Effective practitioner-patient communication may be improved by ensuring that patients are knowledgeable and informed about the study objectives and its importance [71]. Practitioners should be self-motivated enough to encourage their patients to maintain adherence to the intervention protocol [72]. Support can also come from study investigators, encouraging personal interaction among participants within respective treatment arms as well as between family members and the patients, caregivers and to some extent community support [73]. Online educational training can be effective to promote intimate, meaningful, human-to-human interactions to foster hope and build a trusting relationship among participants [74]. In a RCT, setting up the control group is an important aspect and should be exposed to similar duration and intensity of contact time as the intervention group, meeting the needs for education, attention, and socialization [75].

Conclusion

While we successfully recruited the number of clinicians needed for this pilot study, it is expected that the number of participants for a large trial would prove difficult to recruit. In addition, the number of patients recruited was insufficient which should be of significant concern for a larger trial. Chiropractors from the intervention group who had completed the webinars and e-learning modules indicated that the intervention components were very useful and that by implementing these, they had successfully changed practice behaviour. Similarly, patients in the intervention group also found the BAP may be a useful approach to improve their health. However, because of small sample size, the results prevent us from making any firm conclusions about clinical outcomes and behavioural change. Implementing KT interventions among clinicians and their patients requires a well thought-out research protocol and dedicated practitioners and clinical staff to ease the recruitment process of patients. The challenges associated with conducting nationwide pilot RCTs in the chiropractic setting are profound. Greater attention must be given to potential barriers to recruitment, adherence and retention which may arise and effective ways of addressing these to ensure satisfactory completion of the trial. Knowledge-based information should be conveyed to both practitioners and patients to maximize their interest in and knowledge about the trial.

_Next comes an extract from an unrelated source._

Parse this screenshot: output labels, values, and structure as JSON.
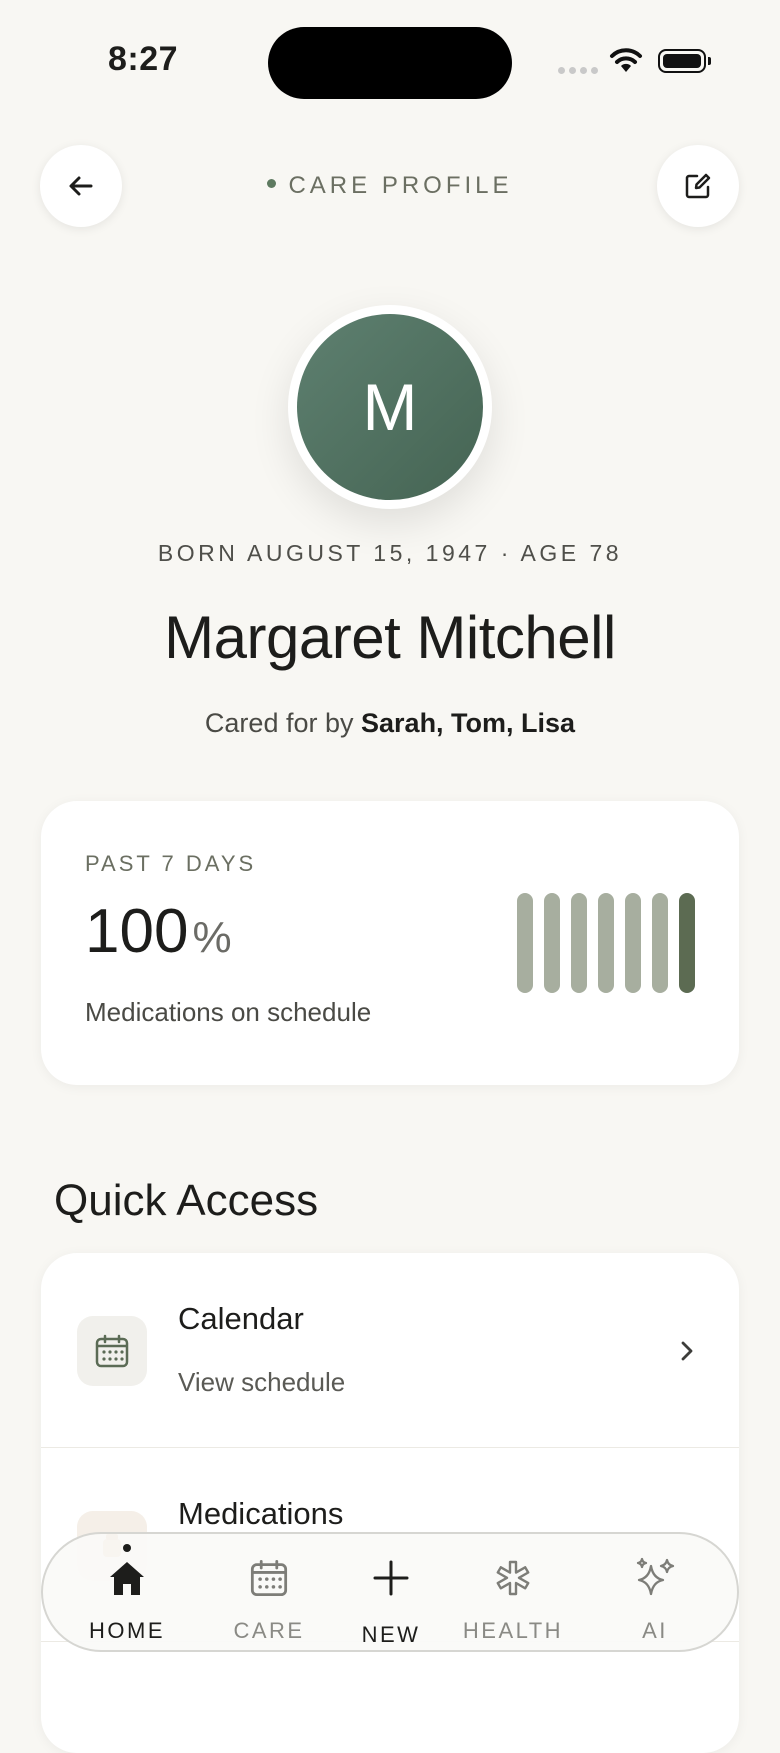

Overall, these results reinforce that low recruitment and retention of participants, and low adherence to proposed knowledge translation interventions can lead to reduced statistical power, misinterpretation of results, increased duration and cost, and premature termination of a study [76, 77]. Pilot testing implementation trials using feasibility measures is recommended prior to undertaking confirmatory trials. Future research may wish to consider strategies we have highlighted in this paper prior to conducting pilot RCTs.